Probolinggo - Harapan keluarga Agus, pemenang sengketa tanah di Dusun Patemon, Desa Alas Pandan, Kecamatan Pakuniran, pupus sementara. Eksekusi lahan yang sudah diperjuangkan sejak 2008 akhirnya ditunda, meski perkara ini sudah inkrah hingga tingkat kasasi Mahkamah Agung tahun 2012.
Bagi Agus, penundaan ini menyakitkan. Pasalnya, ia dan keluarganya sudah menyiapkan segalanya agar eksekusi berjalan manusiawi.

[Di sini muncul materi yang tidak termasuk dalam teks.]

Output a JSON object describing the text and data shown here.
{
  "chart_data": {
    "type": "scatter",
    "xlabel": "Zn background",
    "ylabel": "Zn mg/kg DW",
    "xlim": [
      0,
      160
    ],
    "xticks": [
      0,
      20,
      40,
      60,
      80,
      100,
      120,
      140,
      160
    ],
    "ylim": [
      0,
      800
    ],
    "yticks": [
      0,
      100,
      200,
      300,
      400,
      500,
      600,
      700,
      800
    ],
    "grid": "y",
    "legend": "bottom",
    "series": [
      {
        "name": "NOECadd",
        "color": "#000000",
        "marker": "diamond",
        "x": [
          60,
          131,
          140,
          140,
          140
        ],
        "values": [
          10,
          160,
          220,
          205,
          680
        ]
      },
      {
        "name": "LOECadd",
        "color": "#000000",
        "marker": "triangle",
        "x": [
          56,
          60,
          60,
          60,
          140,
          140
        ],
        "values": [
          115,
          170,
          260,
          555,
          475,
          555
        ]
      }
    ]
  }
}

“Kami sudah cari rumah singgah sementara untuk tergugat sejak beberapa hari lalu. Sudah dibayar, tapi ditolak. Kami cari lagi, tidak cocok. Bahkan malam sebelum eksekusi, tempat baru kembali kami siapkan. Menurut kami, itu layak. Tapi tetap saja ditolak,” tutur Agus dengan nada kecewa.
Agus menegaskan, pihaknya tidak ingin eksekusi ini menimbulkan penderitaan. Justru ia berupaya agar keluarga tergugat tidak terlantar.meskipun pada kenyataan nya tergugat ada yang memiliki mobil bahkan sudah membangun rumah .

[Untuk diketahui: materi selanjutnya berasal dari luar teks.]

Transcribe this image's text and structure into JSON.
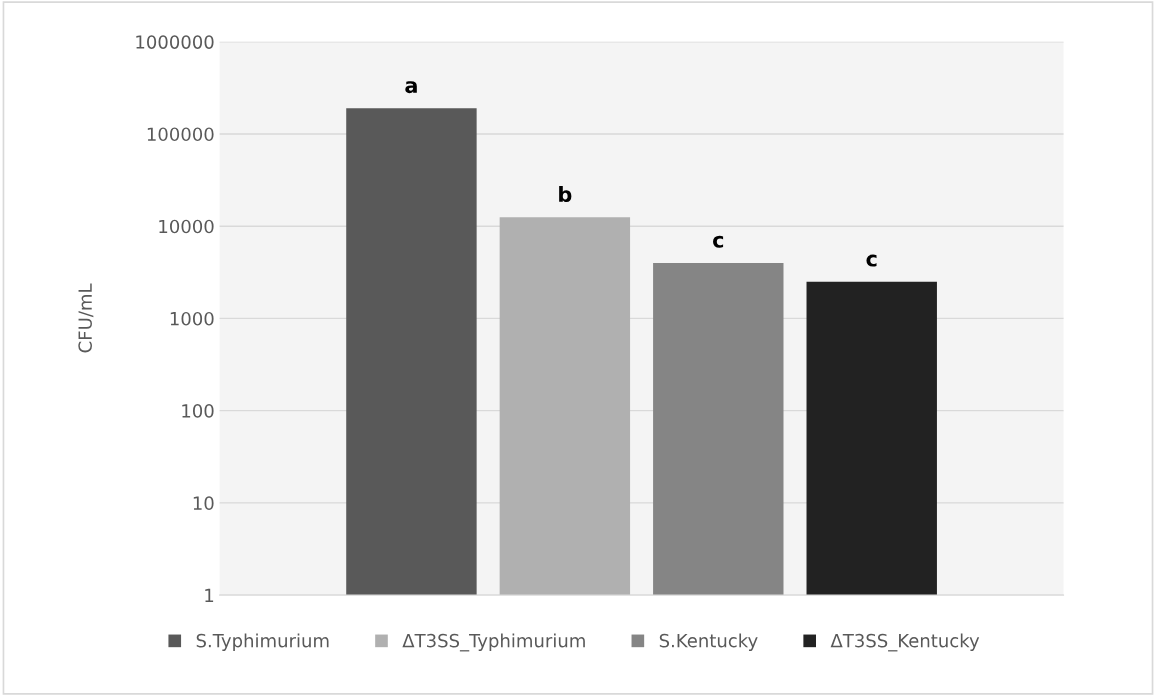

“Kami ini hanya menuntut hak yang sudah jelas dimenangkan pengadilan. Bukan ingin menyengsarakan orang lain. Tapi kalau terus ditunda, keadilan bagi keluarga kami makin jauh,” katanya.

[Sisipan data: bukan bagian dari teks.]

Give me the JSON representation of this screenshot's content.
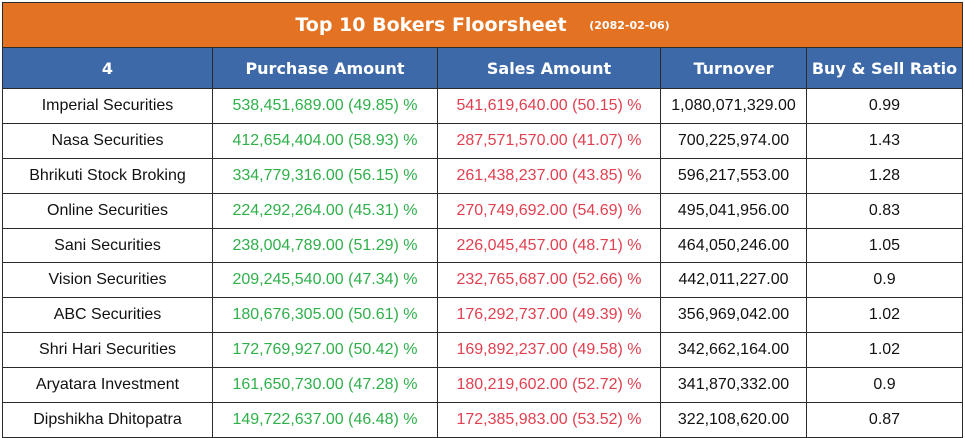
{
  "title": "Top 10 Bokers Floorsheet",
  "date": "(2082-02-06)",
  "headers": [
    "4",
    "Purchase Amount",
    "Sales Amount",
    "Turnover",
    "Buy & Sell Ratio"
  ],
  "rows": [
    {
      "broker": "Imperial Securities",
      "purchase": "538,451,689.00 (49.85) %",
      "sales": "541,619,640.00 (50.15) %",
      "turnover": "1,080,071,329.00",
      "ratio": "0.99"
    },
    {
      "broker": "Nasa Securities",
      "purchase": "412,654,404.00 (58.93) %",
      "sales": "287,571,570.00 (41.07) %",
      "turnover": "700,225,974.00",
      "ratio": "1.43"
    },
    {
      "broker": "Bhrikuti Stock Broking",
      "purchase": "334,779,316.00 (56.15) %",
      "sales": "261,438,237.00 (43.85) %",
      "turnover": "596,217,553.00",
      "ratio": "1.28"
    },
    {
      "broker": "Online Securities",
      "purchase": "224,292,264.00 (45.31) %",
      "sales": "270,749,692.00 (54.69) %",
      "turnover": "495,041,956.00",
      "ratio": "0.83"
    },
    {
      "broker": "Sani Securities",
      "purchase": "238,004,789.00 (51.29) %",
      "sales": "226,045,457.00 (48.71) %",
      "turnover": "464,050,246.00",
      "ratio": "1.05"
    },
    {
      "broker": "Vision Securities",
      "purchase": "209,245,540.00 (47.34) %",
      "sales": "232,765,687.00 (52.66) %",
      "turnover": "442,011,227.00",
      "ratio": "0.9"
    },
    {
      "broker": "ABC Securities",
      "purchase": "180,676,305.00 (50.61) %",
      "sales": "176,292,737.00 (49.39) %",
      "turnover": "356,969,042.00",
      "ratio": "1.02"
    },
    {
      "broker": "Shri Hari Securities",
      "purchase": "172,769,927.00 (50.42) %",
      "sales": "169,892,237.00 (49.58) %",
      "turnover": "342,662,164.00",
      "ratio": "1.02"
    },
    {
      "broker": "Aryatara Investment",
      "purchase": "161,650,730.00 (47.28) %",
      "sales": "180,219,602.00 (52.72) %",
      "turnover": "341,870,332.00",
      "ratio": "0.9"
    },
    {
      "broker": "Dipshikha Dhitopatra",
      "purchase": "149,722,637.00 (46.48) %",
      "sales": "172,385,983.00 (53.52) %",
      "turnover": "322,108,620.00",
      "ratio": "0.87"
    }
  ],
  "colors": {
    "title_bg": "#e37222",
    "header_bg": "#3e69a8",
    "purchase_text": "#2fb04a",
    "sales_text": "#e0404f"
  }
}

Lebih dari satu dekade Agus menunggu keadilan ditegakkan. Putusan pengadilan yang sudah berkekuatan hukum tetap seharusnya menjadi akhir dari perjalanan panjang ini. Namun kenyataan di lapangan, eksekusi kembali tertunda.
“Setiap penundaan membuat hati kami semakin hancur. Kami hanya ingin hak kami kembali. Kalau putusan pengadilan tidak dijalankan, untuk apa kami berjuang selama ini?” ucap Agus dengan mata berkaca-kaca.
Tanggapan Kuasa Hukum Tergugat
Kuasa hukum tergugat, Prayuda Rudy Nurcahya, tetap bersikeras eksekusi harus ditinjau ulang. Menurutnya, ada kejanggalan sejak awal perkara.
“Identitas penggugat berubah-ubah, dasar gugatan hanya Pipil, sementara klien kami memegang sertifikat sah. Lebih parah, batas-batas tanah dalam putusan berbeda dengan kondisi di lapangan. Kalau dipaksakan, bisa merugikan rumah warga lain,” ujarnya.
DPRD Turun Tangan
Anggota Komisi I DPRD Kabupaten Probolinggo, Muchlis, menegaskan bahwa perkara ini sudah inkrah sehingga eksekusi harus dihormati. Namun, ia juga mengingatkan potensi kericuhan di lapangan.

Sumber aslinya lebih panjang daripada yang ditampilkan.